9th October 2015
By Marcus Low
In King Leopold’s Ghost, the historian Adam Hochschild uncovers the horrors committed in the Belgian Congo in the years before and after 1900. It is a history of slavery, murder and mutilation – anyone who’s seen the pictures of piles of cut-off hands cannot but be horrified by it.
Rather than just focussing on ‘the horror’, Hochschild zooms in on the courageous individuals who stood up against this cruelty. These are people like George Washington Williams, a black American journalist who travelled to the Congo in the late 1880s, and E. D. Morel, who dedicated much of his life to exposing the atrocities to the British public and to changing public opinion.
King Leopold’s Ghost recognises and bears witness to the atrocities in the Congo. Atrocities like these are too easily forgotten, too easily reduced to boring facts and figures. Bearing witness to such cruelties done to others affirms our humanity. We should remember the victims of King Leopold just as we remember the victims of the Holocaust or apartheid.
Recently doing some work on the landmark silicosis class action lawsuit here in South Africa, I was struck by the realisation that the history of our gold mines has similarities with the history of the rubber trade in the Congo. Of course, we did not have anything close to the same number of murders. Nor was their cutting-off of hands. But our gold mines, over decades, systematically exposed their mostly poor and black workers to dangerous levels of silica dust knowing it would kill them. Estimates vary, but probably as many as 20% of workers in South African gold mines over the last five or so decades developed silicosis. That adds up to hundreds of thousands of men – most of whom have already died.
The historian Jock McCulloch has shown that the history of silicosis in South Africa is deeply interwoven with our history of racial discrimination. Long before 1948, black miners were treated according to different rules than their white counterparts. While it is clearly a story of race, it is also one of commercially driven colonialist exploitation. In short, gold mines made loads of money for both mining companies and the state. If this meant ruining the lungs of hundreds of thousands of mostly poor black men, that was a price they were willing to pay. The specific conditions around silicosis and the gold mines made it easy for them to get away with it – the workers involved had little or no access to justice, existing compensation systems were severely dysfunctional, and, unlike severed hands, silicosis develops slowly and the scarring is hidden inside the body.
The horrible subtext to all of this, the core of what we need to confront, is that either because they are black or because they are poor, or both, gold mining companies, with the collusion of the state, treated their workers as second-class people who are disposable.

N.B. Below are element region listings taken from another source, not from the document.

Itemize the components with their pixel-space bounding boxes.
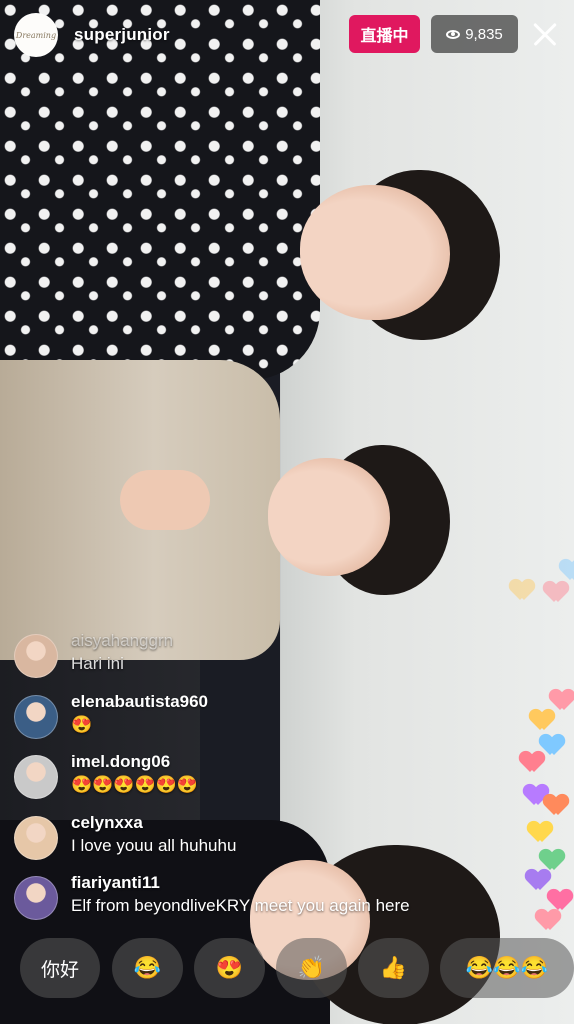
viewer-count-badge[interactable]: 9,835 [431,15,518,53]
heart-icon [550,690,574,712]
host-username[interactable]: superjunior [74,25,170,45]
comment-item: aisyahanggrn Hari ini [14,630,494,691]
close-icon[interactable] [528,15,564,53]
heart-icon [510,580,534,602]
comment-username[interactable]: aisyahanggrn [71,630,173,652]
comment-message: Elf from beyondliveKRY meet you again he… [71,896,410,915]
live-label: 直播中 [360,28,409,45]
heart-icon [544,582,568,604]
commenter-avatar[interactable] [14,634,58,678]
commenter-avatar[interactable] [14,876,58,920]
comment-username[interactable]: imel.dong06 [71,751,198,773]
host-avatar[interactable]: Dreaming [14,13,58,57]
commenter-avatar[interactable] [14,694,58,739]
quick-reply-button[interactable]: 😂😂😂 [440,938,574,998]
comment-username[interactable]: celynxxa [71,812,236,834]
comment-body: elenabautista960 😍 [71,691,208,737]
comment-item: fiariyanti11 Elf from beyondliveKRY meet … [14,872,494,933]
video-person-1-face [300,185,450,320]
commenter-avatar[interactable] [14,815,58,860]
floating-hearts [500,560,574,920]
host-avatar-logo: Dreaming [15,30,57,40]
heart-icon [530,710,554,732]
quick-reply-button[interactable]: 👍 [358,938,429,998]
comment-message: 😍😍😍😍😍😍 [71,775,199,794]
live-badge: 直播中 [349,15,420,53]
comment-message: Hari ini [71,654,124,673]
comment-item: celynxxa I love youu all huhuhu [14,812,494,873]
quick-reply-button[interactable]: 你好 [20,938,100,998]
quick-reply-button[interactable]: 😂 [112,938,183,998]
comment-item: elenabautista960 😍 [14,691,494,752]
commenter-avatar[interactable] [14,755,58,799]
comment-body: fiariyanti11 Elf from beyondliveKRY meet … [71,872,410,918]
heart-icon [540,735,564,757]
heart-icon [560,560,574,582]
heart-icon [544,795,568,817]
comment-item: imel.dong06 😍😍😍😍😍😍 [14,751,494,812]
comment-body: imel.dong06 😍😍😍😍😍😍 [71,751,198,797]
eye-icon [446,29,461,39]
comment-username[interactable]: elenabautista960 [71,691,208,713]
viewer-count: 9,835 [465,25,503,43]
comment-body: aisyahanggrn Hari ini [71,630,173,676]
comment-list: aisyahanggrn Hari ini elenabautista960 😍 ime… [14,630,494,933]
heart-icon [536,910,560,932]
video-hands [120,470,210,530]
quick-reply-bar: 你好 😂 😍 👏 👍 😂😂😂 [0,938,574,1000]
heart-icon [528,822,552,844]
video-person-2-face [268,458,390,576]
quick-reply-button[interactable]: 👏 [276,938,347,998]
comment-message: I love youu all huhuhu [71,835,237,855]
heart-icon [526,870,550,892]
comment-message: 😍 [71,714,93,734]
comment-username[interactable]: fiariyanti11 [71,872,410,894]
quick-reply-button[interactable]: 😍 [194,938,265,998]
comment-body: celynxxa I love youu all huhuhu [71,812,236,858]
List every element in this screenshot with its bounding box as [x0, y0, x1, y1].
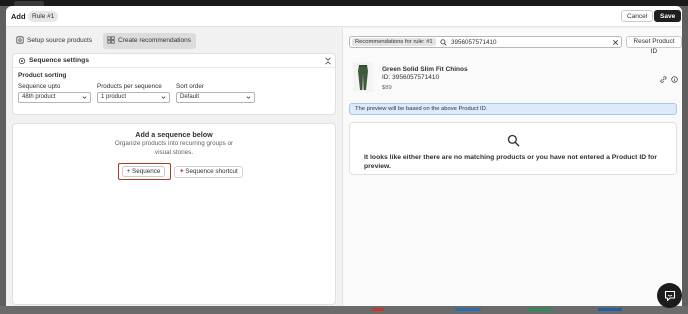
product-image [353, 62, 373, 92]
tab-label: Create recommendations [118, 37, 191, 44]
preview-empty-state: It looks like either there are no matchi… [349, 122, 677, 175]
add-rule-modal: Add Rule #1 Cancel Save Setup source pro… [6, 6, 682, 306]
tab-label: Setup source products [27, 37, 93, 44]
chevron-down-icon [82, 96, 87, 99]
link-icon[interactable] [660, 76, 667, 83]
sort-order-select[interactable]: Default [176, 92, 255, 103]
products-per-sequence-select[interactable]: 1 product [97, 92, 170, 103]
sequence-heading: Add a sequence below [135, 130, 213, 139]
tab-setup-source-products[interactable]: Setup source products [12, 33, 97, 49]
product-price: $89 [382, 85, 392, 91]
collapse-icon[interactable] [324, 57, 332, 65]
sequence-shortcut-label: Sequence shortcut [185, 168, 238, 175]
search-input[interactable]: 3956057571410 [451, 39, 497, 46]
product-name: Green Solid Slim Fit Chinos [382, 66, 468, 73]
gear-icon [18, 57, 26, 65]
select-value: 48th product [22, 94, 56, 100]
sequence-upto-select[interactable]: 48th product [18, 92, 91, 103]
magnifier-icon [507, 134, 520, 147]
preview-info-banner: The preview will be based on the above P… [349, 103, 677, 115]
info-icon[interactable] [671, 76, 678, 83]
rule-tag: Recommendations for rule: #1 [352, 38, 436, 46]
save-button[interactable]: Save [654, 10, 682, 22]
close-icon[interactable] [612, 39, 619, 46]
cancel-button[interactable]: Cancel [621, 10, 654, 22]
chevron-down-icon [246, 96, 251, 99]
preview-panel: Recommendations for rule: #1 39560575714… [342, 28, 682, 306]
grid-icon [107, 35, 115, 44]
add-sequence-button[interactable]: + Sequence [122, 166, 165, 177]
chat-launcher-button[interactable] [657, 283, 682, 308]
editor-panel: Setup source products Create recommendat… [6, 28, 342, 306]
modal-title: Add [11, 12, 26, 21]
backdrop-page [0, 306, 688, 314]
chevron-down-icon [161, 96, 166, 99]
search-icon [440, 38, 447, 46]
product-id: ID: 3956057571410 [382, 74, 440, 81]
reset-product-id-button[interactable]: Reset Product ID [626, 36, 682, 55]
select-value: Default [180, 94, 200, 100]
sequence-empty-state: Add a sequence below Organize products i… [12, 123, 336, 305]
product-id-search[interactable]: Recommendations for rule: #1 39560575714… [349, 36, 622, 48]
sequence-description: Organize products into recurring groups … [114, 140, 234, 156]
product-preview-row: Green Solid Slim Fit Chinos ID: 39560575… [349, 54, 681, 98]
chat-icon [664, 290, 675, 301]
add-sequence-label: Sequence [132, 168, 161, 175]
sequence-settings-card: Sequence settings Product sorting Sequen… [12, 53, 336, 115]
sparkle-icon: ✦ [179, 168, 185, 175]
select-value: 1 product [101, 94, 127, 100]
sequence-shortcut-button[interactable]: ✦Sequence shortcut [174, 166, 243, 178]
tab-create-recommendations[interactable]: Create recommendations [103, 33, 196, 49]
empty-preview-message: It looks like either there are no matchi… [364, 154, 658, 170]
rule-badge: Rule #1 [28, 11, 59, 22]
products-per-sequence-label: Products per sequence [97, 83, 162, 90]
modal-header: Add Rule #1 Cancel Save [6, 6, 682, 27]
sequence-settings-header[interactable]: Sequence settings [13, 54, 335, 68]
add-sequence-highlight: + Sequence [118, 163, 171, 180]
sort-order-label: Sort order [176, 83, 204, 90]
sequence-upto-label: Sequence upto [18, 83, 61, 90]
sequence-settings-title: Sequence settings [29, 57, 90, 64]
target-icon [16, 35, 24, 44]
product-sorting-label: Product sorting [18, 72, 67, 79]
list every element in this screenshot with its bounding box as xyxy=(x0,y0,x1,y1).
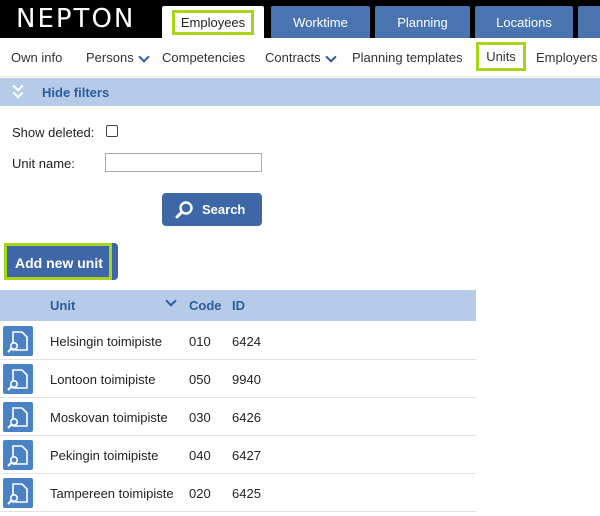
unit-name-cell: Tampereen toimipiste xyxy=(50,486,174,501)
search-icon xyxy=(175,200,193,218)
subnav-own-info-label: Own info xyxy=(11,50,63,65)
subnav-planning-templates-label: Planning templates xyxy=(352,50,463,65)
subnav-planning-templates[interactable]: Planning templates xyxy=(352,38,463,77)
edit-document-icon[interactable] xyxy=(3,364,33,394)
subnav-persons-label: Persons xyxy=(86,50,134,65)
edit-document-icon[interactable] xyxy=(3,478,33,508)
subnav-contracts[interactable]: Contracts xyxy=(265,38,337,77)
subnav-own-info[interactable]: Own info xyxy=(11,38,62,77)
app-logo: NEPTON xyxy=(16,4,136,34)
unit-code-cell: 040 xyxy=(189,448,211,463)
subnav-units[interactable]: Units xyxy=(476,42,526,71)
table-row: Tampereen toimipiste 020 6425 xyxy=(0,474,476,512)
unit-id-cell: 9940 xyxy=(232,372,261,387)
search-button[interactable]: Search xyxy=(162,193,262,226)
unit-id-cell: 6424 xyxy=(232,334,261,349)
table-row: Lontoon toimipiste 050 9940 xyxy=(0,360,476,398)
table-header: Unit Code ID xyxy=(0,290,476,321)
unit-id-cell: 6427 xyxy=(232,448,261,463)
table-row: Moskovan toimipiste 030 6426 xyxy=(0,398,476,436)
column-header-code[interactable]: Code xyxy=(189,298,222,313)
column-header-id[interactable]: ID xyxy=(232,298,245,313)
subnav-units-label: Units xyxy=(486,49,516,64)
tab-employees-label: Employees xyxy=(171,9,255,35)
edit-document-icon[interactable] xyxy=(3,402,33,432)
subnav-competencies-label: Competencies xyxy=(162,50,246,65)
unit-code-cell: 030 xyxy=(189,410,211,425)
tab-planning-label: Planning xyxy=(397,14,448,30)
unit-name-input[interactable] xyxy=(105,153,262,172)
add-new-unit-label: Add new unit xyxy=(15,255,103,271)
search-button-label: Search xyxy=(202,202,246,217)
chevron-down-icon xyxy=(324,50,337,63)
unit-id-cell: 6425 xyxy=(232,486,261,501)
tab-employees[interactable]: Employees xyxy=(162,6,264,38)
tab-locations-label: Locations xyxy=(496,14,552,30)
column-header-unit[interactable]: Unit xyxy=(50,298,75,313)
tab-more[interactable] xyxy=(578,6,600,38)
unit-id-cell: 6426 xyxy=(232,410,261,425)
chevron-down-icon xyxy=(138,50,150,63)
show-deleted-checkbox[interactable] xyxy=(106,125,118,137)
unit-code-cell: 020 xyxy=(189,486,211,501)
edit-document-icon[interactable] xyxy=(3,326,33,356)
unit-name-cell: Moskovan toimipiste xyxy=(50,410,168,425)
double-chevron-down-icon xyxy=(12,80,26,102)
subnav-contracts-label: Contracts xyxy=(265,50,321,65)
tab-planning[interactable]: Planning xyxy=(375,6,470,38)
unit-code-cell: 050 xyxy=(189,372,211,387)
subnav-employers-label: Employers xyxy=(536,50,598,65)
unit-name-label: Unit name: xyxy=(12,156,75,171)
unit-name-cell: Lontoon toimipiste xyxy=(50,372,156,387)
subnav-employers[interactable]: Employers xyxy=(536,38,597,77)
filter-toggle-bar[interactable]: Hide filters xyxy=(0,78,600,106)
hide-filters-label: Hide filters xyxy=(42,85,110,100)
tab-worktime[interactable]: Worktime xyxy=(271,6,370,38)
tab-locations[interactable]: Locations xyxy=(475,6,573,38)
subnav-persons[interactable]: Persons xyxy=(86,38,150,77)
tab-worktime-label: Worktime xyxy=(293,14,348,30)
subnav-competencies[interactable]: Competencies xyxy=(162,38,245,77)
unit-name-cell: Pekingin toimipiste xyxy=(50,448,159,463)
table-row: Pekingin toimipiste 040 6427 xyxy=(0,436,476,474)
edit-document-icon[interactable] xyxy=(3,440,33,470)
show-deleted-label: Show deleted: xyxy=(12,125,95,140)
table-row: Helsingin toimipiste 010 6424 xyxy=(0,322,476,360)
unit-code-cell: 010 xyxy=(189,334,211,349)
unit-name-cell: Helsingin toimipiste xyxy=(50,334,162,349)
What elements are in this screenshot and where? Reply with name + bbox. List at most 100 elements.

As was the case in the Congo, this underbelly of our history has largely remained hidden. At the Truth and Reconciliation Commission (TRC) hearings in 1996 we did face many of the horrors of apartheid, but inevitably we only heard a fraction of the story. Histories like those of the gold mines have largely remained unaccounted for in our attempts to come to terms with our past. This is an open wound that arguably contributes to the continued disaffection of black working class people in the current dispensation.
For two weeks starting on Monday 12 October, the deliberations at the South Gauteng High Court promise to shine the light of our Constitution on this historic injustice. In the case of Nkala and others v Harmony and others, three sets of lawyers representing 56 former miners will seek to hold the entire gold mining industry in South Africa accountable for the failure to protect the health of workers. The applicants will be asking the court to certify two classes of people: miners who have both worked two years on the mines in the last five decades and developed either silicosis or contracted tuberculosis. It will likely be the largest class action lawsuit in South African history and is likely to reverberate around the world. If the former mine workers are successful, the companies will have to fork out billions of rand in compensation.
The case is firstly about just compensation for former mine workers and their families. The Constitutional Court has already declared the existing compensation system to be inadequate. But it is also about creating accountability to ensure that gold mines clean up their act and ensure that current and future mine workers are not exposed to unsafe levels of silica dust. Mining companies must know that if they infringe the rights of their workers they will have to pay a high price.
But on top of all that, the case is also about doing what Hochschild did with King Leopold’s Ghost and to some extent what we aimed to do with the TRC. It is about facing up to a history many wealthy and powerful people would rather shy away from. It is about putting on public record the harm done to the miners for whom there has been no justice, who were recruited from places like the rural Eastern Cape and then some years later sent back there with ruined lungs and no prospects of further employment.
Our Constitution guarantees everyone the right to dignity and to bodily integrity. It does so for everyone – whether you are a poor person without matric or a wealthy person with political connections. It is clear that the rights of former miners with silicosis have been infringed, and that as yet constitutional guarantees have not meant much to them. Whether the court upholds their rights and provides some form of justice remains to be seen. Either way, it will tell us a lot about the country we live in and our values as a society.
Low is with the Treatment Action Campaign (TAC). The TAC together with Sonke Gender Justice has been admitted as friend of the court in the silicosis case. Views expressed are not necessarily GroundUp’s.